It would be useful to add a syntax to encode some numbers with an ASCII character, like `a` representing 0141. Right now, there is a discrepancy between bytestring and byte syntax: b"a"[0] cannot be expressed with anything involving 'a', which was an option in all languages since 1970s.
Which syntax? Can you present a concrete proposal?
What’s wrong with builtin ord?
>>> ord('a')
97
>>> oct(_)
'0o141'
Backticks would work and should not conflict with anything.
There is no need to make a function call to obtain a constant value. It is as weird as calling eval("0x20") to obtain 32.
Well, it’s not our job for fill your proposal, but I assume it will look like
>>> `a`
97
Am I correct?
Backticks aren’t used in Python syntax, yes. But this alone is not a reason to use them.
Any integer value can be a constant. What’s wrong to return it from some function?
But you can use hexadecimal integer literals as a string input for the int constructor:
>>> int('0x20', 0)
32
Is this weird? Other languages have e.g. hexadecimal floating-point literals, like 0x1.2p3. Not Python. Sorry, calling something to be “weird” — is not a solid ground for a proposal.

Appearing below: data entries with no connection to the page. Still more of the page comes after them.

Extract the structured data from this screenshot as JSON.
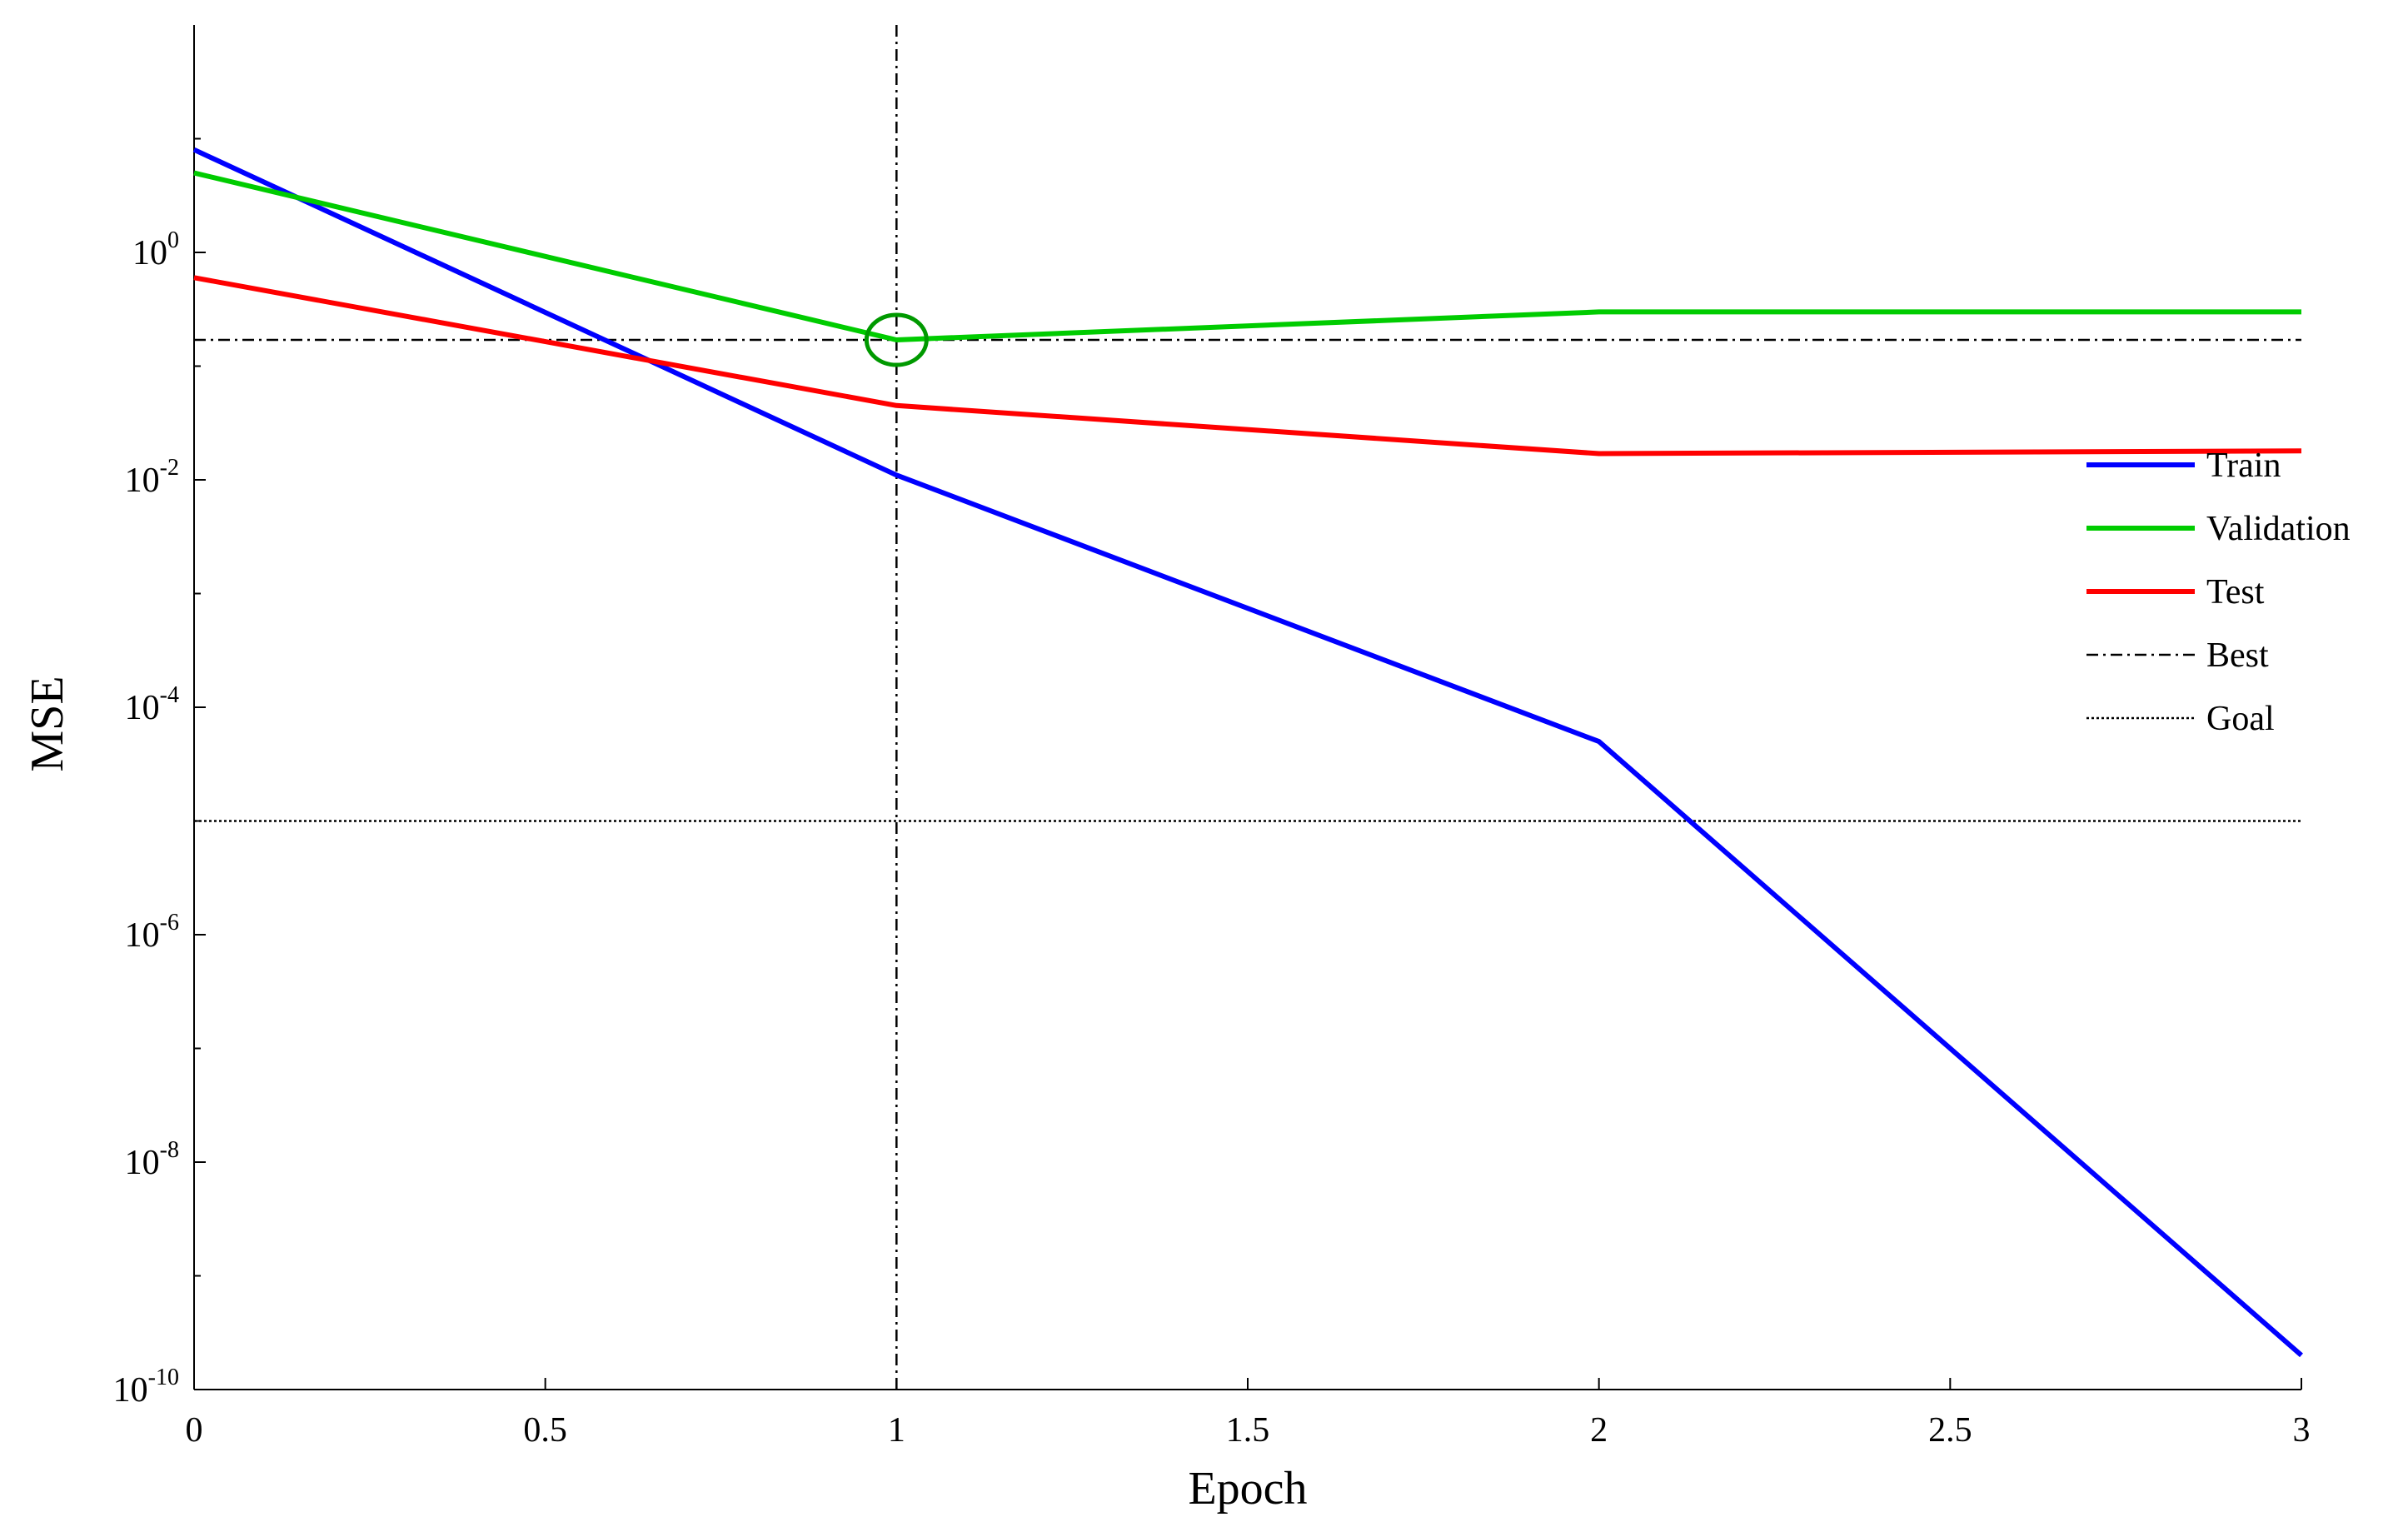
{
  "chart_data": {
    "type": "line",
    "title": "",
    "xlabel": "Epoch",
    "ylabel": "MSE",
    "xlim": [
      0,
      3
    ],
    "ylim": [
      1e-10,
      100
    ],
    "yscale": "log",
    "grid": false,
    "legend_position": "right",
    "x_ticks": [
      "0",
      "0.5",
      "1",
      "1.5",
      "2",
      "2.5",
      "3"
    ],
    "y_ticks": [
      {
        "base": "10",
        "exp": "0"
      },
      {
        "base": "10",
        "exp": "-2"
      },
      {
        "base": "10",
        "exp": "-4"
      },
      {
        "base": "10",
        "exp": "-6"
      },
      {
        "base": "10",
        "exp": "-8"
      },
      {
        "base": "10",
        "exp": "-10"
      }
    ],
    "series": [
      {
        "name": "Train",
        "color": "#0000ff",
        "style": "solid",
        "x": [
          0,
          1,
          2,
          3
        ],
        "y": [
          8,
          0.011,
          5e-05,
          2e-10
        ]
      },
      {
        "name": "Validation",
        "color": "#00cc00",
        "style": "solid",
        "x": [
          0,
          1,
          2,
          3
        ],
        "y": [
          5,
          0.17,
          0.3,
          0.3
        ]
      },
      {
        "name": "Test",
        "color": "#ff0000",
        "style": "solid",
        "x": [
          0,
          1,
          2,
          3
        ],
        "y": [
          0.6,
          0.045,
          0.017,
          0.018
        ]
      },
      {
        "name": "Best",
        "color": "#000000",
        "style": "dash-dot",
        "x": [
          0,
          3
        ],
        "y": [
          0.17,
          0.17
        ],
        "vertical_x": 1
      },
      {
        "name": "Goal",
        "color": "#000000",
        "style": "dotted",
        "x": [
          0,
          3
        ],
        "y": [
          1e-05,
          1e-05
        ]
      }
    ],
    "best_marker": {
      "x": 1,
      "y": 0.17,
      "color": "#009900"
    }
  }
}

You are proposing some syntax change. This will certainly require a PEP. Please take look on PEP 1 and try to fill missing parts of your proposal. E.g. (motivation) why existing language specification is not enough? Can you provide examples, where new syntax will be useful c.f. existing workarounds?
The difference is you don’t have to use int() to be able to represent int constants as hexadecimal numbers, but for some reason it is impossible for ASCII representation.
The ability to use ASCII form for corresponding literals is a part of every major programming language in the last 50 years. It is unfortunate that Python hijacks the universally accepted syntax of '', but it does not excuse the necessity of reducing the code readability with cryptic references like 0x61 or unnecessary code invocation like ord("a") instead of clear literal 'a'.
Perhaps, it has much less use cases in practice? After all, ASCII is just an arbitrary encoding.
Again, you defend your proposal by arguments, already shown as weak above. (BTW, you must also define what’s “major programming languages” term means. Does e.g. Scheme have this feature?)
We can’t use literal 'a' for this. This syntax already have a different meaning in python. You have to invent a new syntax, e.g. with backticks. But this will also close opportunity to use backticks for something else, maybe more important. You could search discussion threads, I’m pretty sure it already was proposed for something.
Such syntax already exists, and you know it. This is b"a"[0]. In CPython it is evaluated at compile time, so there is no difference between b"a"[0], 97, 0x61, 0o141 and 0b1100001 at runtime.
For what? Can you show examples where you’d use it? Maybe in Python they’d better be handled a different way anyway.
You’re right, I didn’t know that:
>>> import dis
>>> dis.dis('b"a"[0]')
0 RESUME 0
1 RETURN_CONST 0 (97)
Python used to have backticks. They were considered unreadable, since so poorly rendered in many fonts.
It comes up quite often when writing a scanner/parser. Usually though, @Carmina16, one defines a constant for each of the letters/symbols that might be individually significant. I think that’s the idiom you have to show a material advance over.
LWR_A = ord('a')
...
if c == LWR_A:
do_something()
A LOAD_NAME rather than a LOAD_CONST.
It’s not universal, it’s not necessarily ASCII (although these days it’s likely Unicode, which is not the same, and Unicode is less then 50 years old), and it’s not necessarily an integer (it might be a distinct character type).